The Same Poem Over and Over

Holy Week. Once more the full moon
Blooms in deep heaven
Like a crystal flower of ice.
The wide winter constellations
Set in fog brimming over
The seaward hills. Out beyond them,
In the endless dark, uncounted
Minute clots of light go by,
Billions of light years away,
Billions of universes,
Full of stars and their planets
With creatures on them swarming
Like all the living cells on the earth.
They have a number, and I hold
Their being and their number
In one suety speck of jelly
Inside my skull.
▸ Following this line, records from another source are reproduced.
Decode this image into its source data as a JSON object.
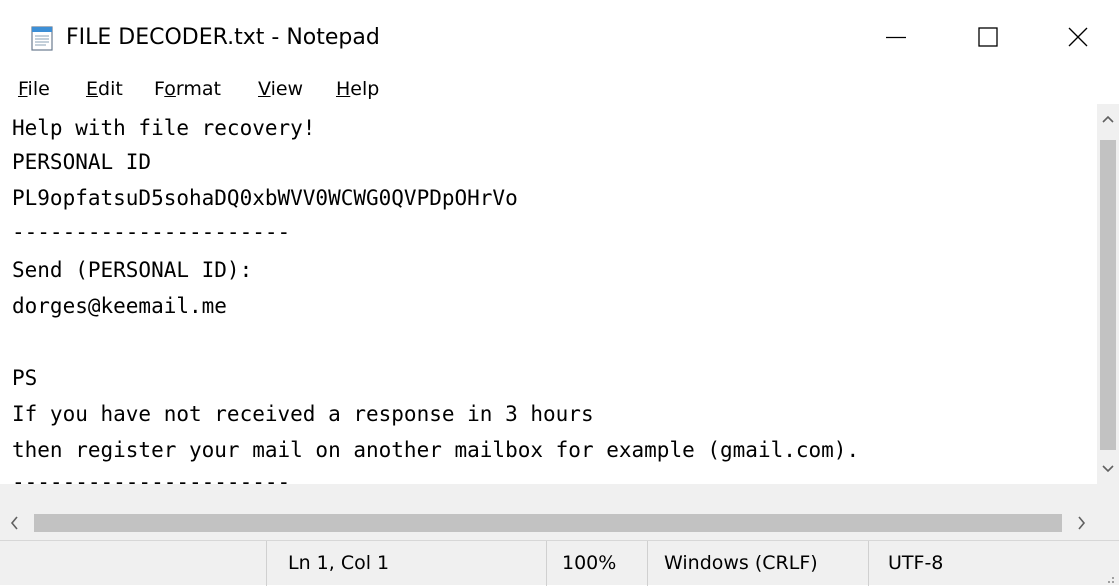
{
  "window": {
    "title": "FILE DECODER.txt - Notepad",
    "app_icon": "notepad-icon"
  },
  "controls": {
    "minimize_icon": "minimize-icon",
    "maximize_icon": "maximize-icon",
    "close_icon": "close-icon"
  },
  "menu": {
    "items": [
      {
        "accel": "F",
        "rest": "ile"
      },
      {
        "accel": "E",
        "rest": "dit"
      },
      {
        "pre": "F",
        "accel": "o",
        "rest": "rmat"
      },
      {
        "accel": "V",
        "rest": "iew"
      },
      {
        "accel": "H",
        "rest": "elp"
      }
    ]
  },
  "editor": {
    "lines": [
      "Help with file recovery!",
      "PERSONAL ID",
      "PL9opfatsuD5sohaDQ0xbWVV0WCWG0QVPDpOHrVo",
      "----------------------",
      "Send (PERSONAL ID):",
      "dorges@keemail.me",
      "",
      "PS",
      "If you have not received a response in 3 hours",
      "then register your mail on another mailbox for example (gmail.com).",
      "----------------------"
    ]
  },
  "statusbar": {
    "position": "Ln 1, Col 1",
    "zoom": "100%",
    "line_ending": "Windows (CRLF)",
    "encoding": "UTF-8"
  },
  "colors": {
    "chrome": "#f0f0f0",
    "scroll_thumb": "#c2c2c2",
    "text": "#000000"
  }
}
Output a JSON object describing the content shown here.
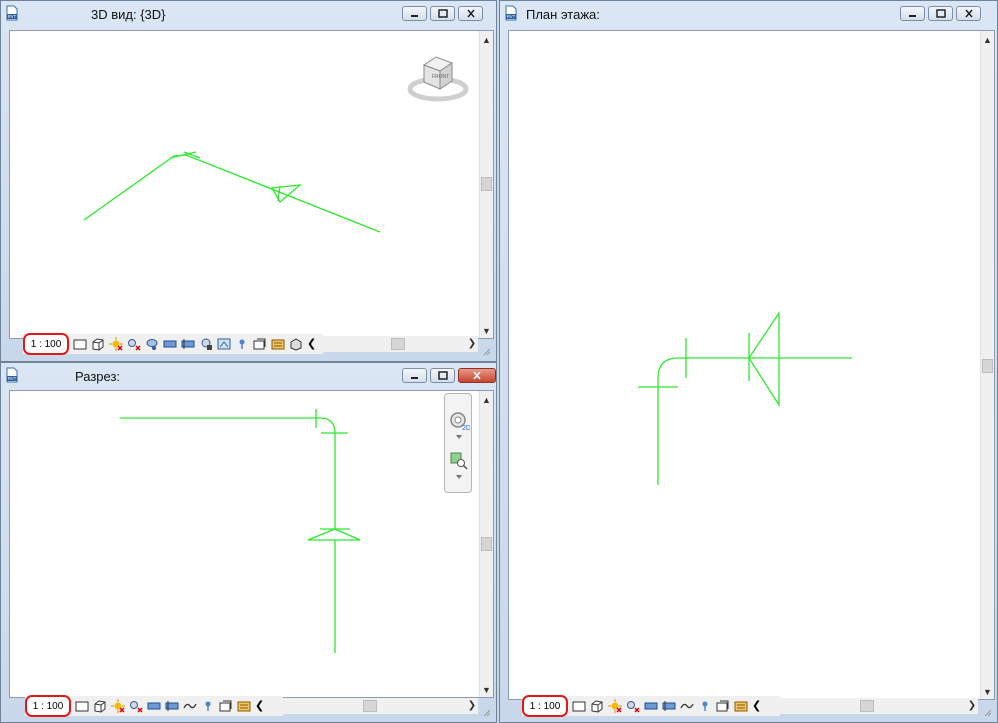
{
  "windows": {
    "view3d": {
      "title": "3D вид: {3D}",
      "scale": "1 : 100"
    },
    "section": {
      "title": "Разрез:",
      "scale": "1 : 100"
    },
    "plan": {
      "title": "План этажа:",
      "scale": "1 : 100"
    }
  },
  "app_icon_label": "RVT",
  "viewcube_label": "FRONT",
  "navbar_label": "2D",
  "colors": {
    "pipe": "#2ee82e",
    "scale_border": "#e01a1a"
  },
  "icons": [
    "revit-file-icon",
    "minimize-icon",
    "restore-icon",
    "close-icon",
    "viewcube-icon",
    "steering-wheel-icon",
    "zoom-region-icon"
  ]
}
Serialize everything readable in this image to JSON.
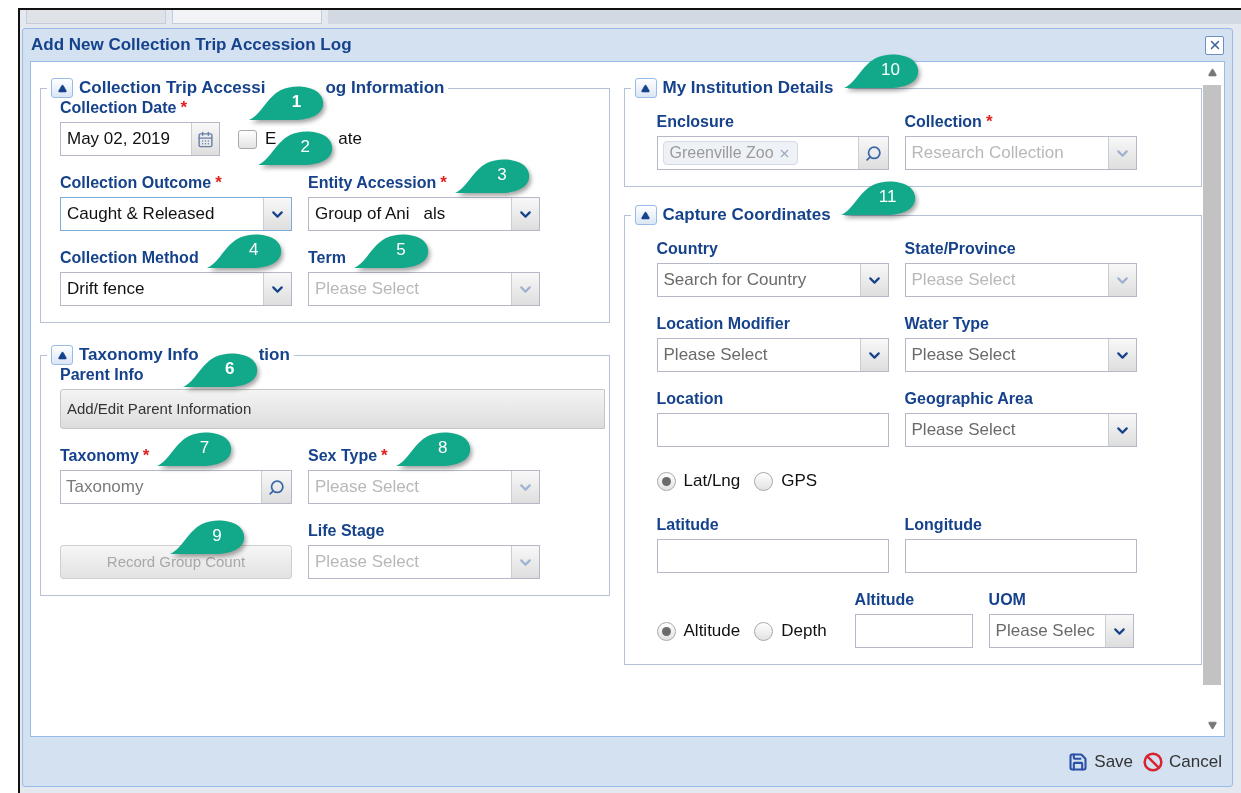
{
  "dialog": {
    "title": "Add New Collection Trip Accession Log"
  },
  "left_sections": [
    {
      "title_parts": [
        "Collection Trip Accessi",
        "og Information"
      ],
      "gap_callout": "1",
      "rows": [
        [
          {
            "kind": "date",
            "label": "Collection Date",
            "required_mark": "*",
            "value": "May 02, 2019"
          },
          {
            "kind": "checkbox",
            "label_parts": [
              "E",
              "ate"
            ],
            "checked": false,
            "gap_callout": "2"
          }
        ],
        [
          {
            "kind": "select",
            "label": "Collection Outcome",
            "required_mark": "*",
            "value": "Caught & Released",
            "focused": true
          },
          {
            "kind": "select",
            "label": "Entity Accession",
            "required_mark": "*",
            "value_parts": [
              "Group of Ani",
              "als"
            ],
            "callout": "3"
          }
        ],
        [
          {
            "kind": "select",
            "label": "Collection Method",
            "value": "Drift fence",
            "callout": "4"
          },
          {
            "kind": "select",
            "label": "Term",
            "placeholder": "Please Select",
            "disabled": true,
            "callout": "5"
          }
        ]
      ]
    },
    {
      "title_parts": [
        "Taxonomy Info",
        "tion"
      ],
      "gap_callout": "6",
      "rows": [
        [
          {
            "kind": "wide-button",
            "label": "Parent Info",
            "button_label": "Add/Edit Parent Information"
          }
        ],
        [
          {
            "kind": "search",
            "label": "Taxonomy",
            "required_mark": "*",
            "placeholder": "Taxonomy",
            "callout": "7"
          },
          {
            "kind": "select",
            "label": "Sex Type",
            "required_mark": "*",
            "placeholder": "Please Select",
            "disabled": true,
            "callout": "8"
          }
        ],
        [
          {
            "kind": "button",
            "button_label": "Record Group Count",
            "disabled": true,
            "callout": "9"
          },
          {
            "kind": "select",
            "label": "Life Stage",
            "placeholder": "Please Select",
            "disabled": true
          }
        ]
      ]
    }
  ],
  "right_sections": [
    {
      "title_parts": [
        "My Institution Details"
      ],
      "callout": "10",
      "rows": [
        [
          {
            "kind": "tags",
            "label": "Enclosure",
            "tags": [
              "Greenville Zoo"
            ],
            "disabled": true
          },
          {
            "kind": "select",
            "label": "Collection",
            "required_mark": "*",
            "value": "Research Collection",
            "disabled": true
          }
        ]
      ]
    },
    {
      "title_parts": [
        "Capture Coordinates"
      ],
      "callout": "11",
      "rows": [
        [
          {
            "kind": "select",
            "label": "Country",
            "placeholder": "Search for Country"
          },
          {
            "kind": "select",
            "label": "State/Province",
            "placeholder": "Please Select",
            "disabled": true
          }
        ],
        [
          {
            "kind": "select",
            "label": "Location Modifier",
            "placeholder": "Please Select"
          },
          {
            "kind": "select",
            "label": "Water Type",
            "placeholder": "Please Select"
          }
        ],
        [
          {
            "kind": "text",
            "label": "Location"
          },
          {
            "kind": "select",
            "label": "Geographic Area",
            "placeholder": "Please Select"
          }
        ],
        [
          {
            "kind": "radio",
            "options": [
              {
                "label": "Lat/Lng",
                "selected": true
              },
              {
                "label": "GPS",
                "selected": false
              }
            ]
          }
        ],
        [
          {
            "kind": "text",
            "label": "Latitude"
          },
          {
            "kind": "text",
            "label": "Longitude"
          }
        ],
        [
          {
            "kind": "radio",
            "options": [
              {
                "label": "Altitude",
                "selected": true
              },
              {
                "label": "Depth",
                "selected": false
              }
            ]
          },
          {
            "kind": "text",
            "label": "Altitude"
          },
          {
            "kind": "select",
            "label": "UOM",
            "placeholder": "Please Selec"
          }
        ]
      ]
    }
  ],
  "footer_buttons": [
    {
      "kind": "save",
      "label": "Save"
    },
    {
      "kind": "cancel",
      "label": "Cancel"
    }
  ]
}
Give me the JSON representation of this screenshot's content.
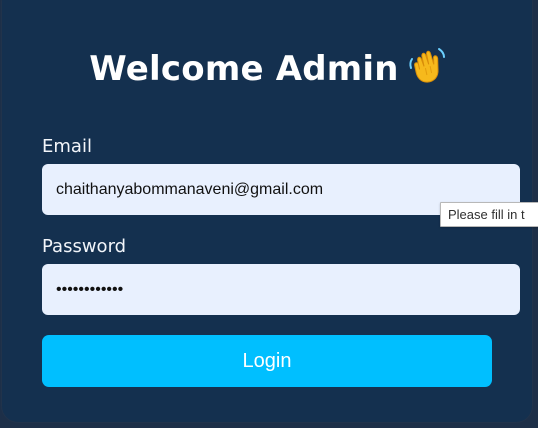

I have seen them
Swimming in the midst of rushing
Infinite space, through a lens of glass
Through a lens of flesh, on a cup of nerves.
The question is not
Does being have meaning,
But does meaning have being.
What is happening?
All day I walk over ridges
And beside cascades and pools
Deep into the Spring hills.
Mushrooms come up in the same spot
In the abandoned clearing.
Trillium and adder's tongue
Are in place by the waterfall.

A heron lifts from a pool
As I come near, as it has done
For forty years, and flies off
Through the same gap in the trees.
The same rush and lift of flapping wings,
The same cry, how many
Generations of herons?
The same red tailed hawks court each other
High on the same rising air
Above a grassy steep. Squirrels leap
In the same oaks. Back at my cabin
In the twilight an owl on the same
Limb moans in his ancient language.
Billions and billions of worlds
Full of beings larger than dinosaurs
And smaller than viruses, each
In its place, the ecology
Of infinity.
I look at the rising Easter moon.
The flowering madrone gleams in the moonlight.
The bees in the cabin wall
Are awake. The night is full
Of flowers and perfume and honey.
I can see the bees in the moonlight
Flying to the hole under the window,
Glowing faintly like the flying universes.
What does it mean. This is not a question, but an exclamation.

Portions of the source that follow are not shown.